Stream: inferno
Topic: No patient id provided in token exchange
Lee Surprenant (Jun 26 2020 at 17:00):
Another question / potential issue with SLS-08: Token exchange response body contains required information encoded in JSON
Lee Surprenant (Jun 26 2020 at 17:00):
image.png
what does it look for to check if a patient id has been provided?

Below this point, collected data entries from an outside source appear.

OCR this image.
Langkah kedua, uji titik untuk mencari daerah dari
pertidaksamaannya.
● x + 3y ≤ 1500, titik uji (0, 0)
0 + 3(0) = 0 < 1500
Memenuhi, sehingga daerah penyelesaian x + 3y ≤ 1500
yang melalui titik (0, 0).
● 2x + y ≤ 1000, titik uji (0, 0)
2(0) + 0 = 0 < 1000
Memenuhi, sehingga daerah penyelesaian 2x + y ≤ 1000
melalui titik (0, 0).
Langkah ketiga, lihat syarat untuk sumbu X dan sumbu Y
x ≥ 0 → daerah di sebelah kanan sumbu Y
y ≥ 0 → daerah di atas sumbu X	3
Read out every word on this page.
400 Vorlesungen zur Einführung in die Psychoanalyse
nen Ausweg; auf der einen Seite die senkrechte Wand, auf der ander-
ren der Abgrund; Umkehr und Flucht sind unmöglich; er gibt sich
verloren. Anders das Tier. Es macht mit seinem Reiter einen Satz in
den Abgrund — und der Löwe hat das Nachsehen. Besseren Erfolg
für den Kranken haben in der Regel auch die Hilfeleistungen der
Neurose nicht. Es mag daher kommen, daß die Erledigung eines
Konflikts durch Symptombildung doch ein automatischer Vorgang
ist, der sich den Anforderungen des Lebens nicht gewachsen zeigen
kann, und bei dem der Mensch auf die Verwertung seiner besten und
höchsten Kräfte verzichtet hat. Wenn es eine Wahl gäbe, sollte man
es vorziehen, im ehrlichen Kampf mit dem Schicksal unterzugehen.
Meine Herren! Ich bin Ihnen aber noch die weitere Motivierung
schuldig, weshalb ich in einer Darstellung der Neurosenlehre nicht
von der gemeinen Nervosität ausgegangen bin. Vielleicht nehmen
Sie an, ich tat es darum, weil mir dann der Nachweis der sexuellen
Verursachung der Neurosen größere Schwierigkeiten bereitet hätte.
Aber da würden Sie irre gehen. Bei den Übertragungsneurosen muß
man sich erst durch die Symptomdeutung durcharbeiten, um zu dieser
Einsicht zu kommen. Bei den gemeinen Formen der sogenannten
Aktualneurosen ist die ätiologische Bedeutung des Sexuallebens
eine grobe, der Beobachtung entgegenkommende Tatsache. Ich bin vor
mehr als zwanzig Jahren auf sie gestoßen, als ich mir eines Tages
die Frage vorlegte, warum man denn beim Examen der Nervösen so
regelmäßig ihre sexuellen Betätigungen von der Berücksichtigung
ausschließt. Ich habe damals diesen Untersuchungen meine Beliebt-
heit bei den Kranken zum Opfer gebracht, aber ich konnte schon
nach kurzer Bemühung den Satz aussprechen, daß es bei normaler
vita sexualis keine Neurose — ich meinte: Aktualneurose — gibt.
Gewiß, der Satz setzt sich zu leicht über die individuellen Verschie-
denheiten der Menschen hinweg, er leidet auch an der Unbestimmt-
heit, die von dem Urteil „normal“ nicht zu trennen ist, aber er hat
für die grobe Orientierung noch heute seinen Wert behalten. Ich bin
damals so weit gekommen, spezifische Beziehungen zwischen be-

Lee Surprenant (Jun 26 2020 at 17:02):
I was under the impression that the patient id would be denoted by a "patient" claim in the access token and I verified the token I'm getting back includes a patient claim:
{
"exp": 1593119295,
"iat": 1593118995,
"auth_time": 1593118152,
"jti": "...",
"iss": "...,
"sub": "...",
"typ": "Bearer",
"azp": "inferno",
"session_state": "...",
"acr": "0",
"scope": "openid offline_access patient/*.* user/*.* launch profile launch/patient",
"patient": "1234",
"name": "testy mctestface",
}
Lee Surprenant (Jun 26 2020 at 17:03):
am I doing it wrong?
Robert Scanlon (Jun 26 2020 at 20:26):
We are expecting a patient context in the token exchange. Is this the access token? If so, we do not check the content of the access token because it is opaque to the client (unlike the id_token). You can check the request/response in the previous step to see if the patient context is provided in the token exchange.
Robert Scanlon (Jun 26 2020 at 20:27):
For example:
Screen-Shot-2020-06-26-at-4.24.49-PM.png
Lee Surprenant (Jun 26 2020 at 20:31):
oh, interesting, i thought the patient was a claim to include in the token, not an attribute to include in the body of the token response...re-reading http://www.hl7.org/fhir/smart-app-launch/#step-3-app-exchanges-authorization-code-for-access-token I guess I had that wrong...but then how does the resource server which is servicing the request to know which patient is making the request?
Robert Scanlon (Jun 26 2020 at 20:38):
The purpose of the patient context is to communicate to the client which patient id to use in queries, because it cannot inspect the content of the bearer token (and you wouldn't want a user to have to tell the app they are using what patient ID to use, better to have the authorization service communicate that to the app). You certainly would want to somehow associate authorization information with the bearer token also so the resource server can determine if it should grant access to the resource requested. But how to do it is up to you. You could encode it within the bearer token somehow (as it appears you have done here), or have the resource server query some kind of introspection service / data store.
Lee Surprenant (Jun 26 2020 at 20:43):
interesting
Lee Surprenant (Jun 26 2020 at 20:43):
FWIW JWTs aren't encrypted, they are just base64-encoded and cryptographically signed to prevent tampering
Lee Surprenant (Jun 26 2020 at 20:43):
anyone can inspect a JWT
Robert Scanlon (Jun 26 2020 at 20:44):
Right, I meant that it cannot assume a standard encoding. Not all servers will use JWTs for bearer tokens, and that's ok.
Lee Surprenant (Jun 26 2020 at 20:45):
thanks for clearing up this fundamental misunderstanding i had with SMART...I had assumed user info would be in the id_token (or available from the userinfo endpoint on the auth server) and that the patient id was really needed in the bearer token itself
Robert Scanlon (Jun 26 2020 at 20:59):
Yes, id_token is for "user" information (who you are). The bearer token signals what the app has been granted access to. And the context parameters (patient, encounter) gives the app a enough information to make queries that are useful to the user of the app.